Selon l’article 150 V du même code la plus ou moins-value brute réalisée lors de la cession de biens ou droits mentionnés aux articles 150 U à 150 UC est égale à la différence entre le prix de cession et le prix d'acquisition par le cédant. " ;
L’article 150 VA du même code prévoit  que le prix de cession à retenir est le prix réel tel qu'il est stipulé dans l'acte.
Lorsqu'une dissimulation de prix est établie, le prix porté dans l'acte doit être majoré du montant de cette dissimulation. L
Le prix de cession est réduit, sur justificatifs, du montant de la taxe sur la valeur ajoutée acquittée et des frais, définis par décret, supportés par le vendeur à l'occasion de cette cession.
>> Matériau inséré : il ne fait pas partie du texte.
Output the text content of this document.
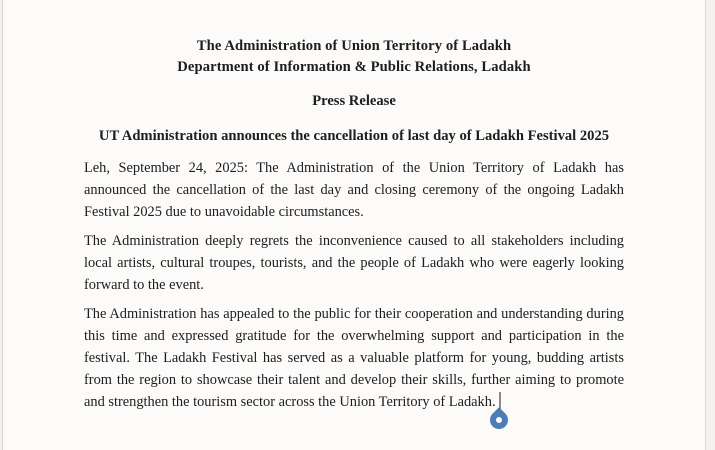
The Administration of Union Territory of Ladakh
Department of Information & Public Relations, Ladakh
Press Release
UT Administration announces the cancellation of last day of Ladakh Festival 2025

Leh, September 24, 2025: The Administration of the Union Territory of Ladakh has announced the cancellation of the last day and closing ceremony of the ongoing Ladakh Festival 2025 due to unavoidable circumstances.

The Administration deeply regrets the inconvenience caused to all stakeholders including local artists, cultural troupes, tourists, and the people of Ladakh who were eagerly looking forward to the event.

The Administration has appealed to the public for their cooperation and understanding during this time and expressed gratitude for the overwhelming support and participation in the festival. The Ladakh Festival has served as a valuable platform for young, budding artists from the region to showcase their talent and develop their skills, further aiming to promote and strengthen the tourism sector across the Union Territory of Ladakh.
Ces dispositions commandent de retenir comme base d'imposition, quelles que soient ses modalités de paiement, le prix exprimé dans l'acte authentique de vente ;

Au cas particulier, selon l'acte de cession il apparait que la vente en cause a été conclue pour un montant total de 320 000 euros ; que les modalités de règlement du prix, qui prévoient 246 400 euros payables comptant, 70 400 euros payables par compensation avec les loyers antérieurement versés par l'acquéreur dans le cadre du contrat de bail du 28 juillet 2010 jusqu'à la date d'acquisition de l'immeuble et 3 200 euros payables par compensation avec le dépôt de garantie également versé dans ce cadre sont sans influence sur le montant du prix de cession stipulé dans ledit acte.